4. Weiten statt streiten

 

Der Pietismus als Reformbewegung vor Jahrhunderten entstand maßgeblich dort, wo die Rechthaberei mit harten Bandagen um sich schlug und Menschen auf der Strecke blieben, denen der gemeinsame Glaube an den für sie gestorbenen und auferstandenen Jesus Christus konkurrenzlos wichtig war. Und hier setzen wir nach vorne wieder neu an: weniger Randthemen, mehr Christus. Weniger Rechthaberei, mehr Heiliger Geist. Weniger Beschäftigung mit sich selbst, mehr missionarische Aufbrüche und die gemeinsame Suche danach: worauf können und wollen Menschen heute im Leben und Sterben vertrauen? Wer trägt sie?
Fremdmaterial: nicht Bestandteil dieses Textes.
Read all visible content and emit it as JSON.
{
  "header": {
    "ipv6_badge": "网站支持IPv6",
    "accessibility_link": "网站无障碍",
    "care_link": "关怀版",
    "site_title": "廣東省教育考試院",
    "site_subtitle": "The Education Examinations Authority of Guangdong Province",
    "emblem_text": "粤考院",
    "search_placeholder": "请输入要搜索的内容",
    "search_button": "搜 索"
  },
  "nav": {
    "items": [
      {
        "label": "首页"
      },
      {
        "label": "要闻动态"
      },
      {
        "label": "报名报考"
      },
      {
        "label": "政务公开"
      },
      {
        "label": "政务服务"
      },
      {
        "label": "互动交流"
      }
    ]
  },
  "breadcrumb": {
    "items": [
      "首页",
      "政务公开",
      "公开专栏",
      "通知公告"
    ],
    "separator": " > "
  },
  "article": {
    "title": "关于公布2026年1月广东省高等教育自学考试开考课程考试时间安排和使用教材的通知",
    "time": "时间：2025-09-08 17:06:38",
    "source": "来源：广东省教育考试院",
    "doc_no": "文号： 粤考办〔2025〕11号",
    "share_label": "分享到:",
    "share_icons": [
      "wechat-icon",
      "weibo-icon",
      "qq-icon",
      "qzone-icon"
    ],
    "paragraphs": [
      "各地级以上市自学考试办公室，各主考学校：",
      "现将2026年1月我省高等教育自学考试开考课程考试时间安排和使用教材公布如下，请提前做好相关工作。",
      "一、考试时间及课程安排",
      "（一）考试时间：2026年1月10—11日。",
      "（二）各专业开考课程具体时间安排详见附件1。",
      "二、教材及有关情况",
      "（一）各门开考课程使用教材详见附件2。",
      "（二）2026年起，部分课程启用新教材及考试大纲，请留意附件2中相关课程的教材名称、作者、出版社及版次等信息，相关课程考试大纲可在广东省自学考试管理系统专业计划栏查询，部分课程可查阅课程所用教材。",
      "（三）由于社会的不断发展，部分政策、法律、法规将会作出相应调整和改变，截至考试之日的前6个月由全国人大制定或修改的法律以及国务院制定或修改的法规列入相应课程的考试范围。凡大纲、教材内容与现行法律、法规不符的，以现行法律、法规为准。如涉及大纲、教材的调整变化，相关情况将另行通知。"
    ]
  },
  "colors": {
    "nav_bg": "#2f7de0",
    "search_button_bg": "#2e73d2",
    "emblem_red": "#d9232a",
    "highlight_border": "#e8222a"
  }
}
Wie können wir sie mit ihren Fragen und ihrem Suchen erreichen und ihnen die beste Botschaft des Universums verständlich machen: „Jesus liebt mich, ganz gewiss, denn die Bibel sagt mir dies“.

 

5. Ausbildungsreform

 

Die Herausforderungen für die kirchlichen Berufe heute und morgen sind enorm: Wir arbeiten gerne mit an einer neuen Verständigung, was wirklich in Zukunft an Pfarrdienstprofilen gebraucht wird. Neu denken, wie gerade der Gemeindepfarrdienst sich schon verändert hat und sich weiter verändert. Kernaufgaben so identifizieren, dass sie dann auch in der Praxis Vorrang haben. Seelsorge statt überbordende Gremien- und Strukturbeschäftigungen. Theologische Reflexion und Verkündigung statt Detail-Kompetenz in Baufragen. Ev. Bildung durch alle Generationen hindurch und Begleitung von Menschen in Taufe, Konfirmation, Trauung, Jubiläen und Trauer – statt Geschäftsführungsaufgaben in KITAs und Diakoniestationen. Gaben in einer Region miteinander arbeitsteilig einsetzen. In größeren Teams miteinander die Urlaubs-, Kontakt- und Fortbildungszeiten organisieren. Wie genau? Dafür wollen wir mehr auf die Jüngeren hören. Ihre Visionen, ihre Anregungen – aber auch der Gottes-Zuspruch an sie, berufen und gewollt zu sein, leitet uns.

 

6. Predigt trifft Herz

 

Unendlich viele Wege gibt es, um die beste Botschaft, die selbst die Herzen öffnet, so zu den Leuten zu bringen, dass Wort auf Herz trifft. An diesen neuen Formen der Verkündigung, der Gottesdienste und der Kirchenräume arbeiten wir gerne mit. Und stärken die Stärken wie das Interesse an den großen Feiertagen und den neuen großen Tagen wie Einschulung und Erntedank sowie neuen Formen auch von Kasualbegleitung (Popup/Fest/Kasualagentur …).

 

Fazit: Kirche ist im Umbruch. Kein Grund sich auszuruhen, aber auch kein Grund sich in den geistlichen Burnout zu arbeiten, kein Grund zu erstarren oder die derzeitige Situation zu verwischen und zu verschleiern. 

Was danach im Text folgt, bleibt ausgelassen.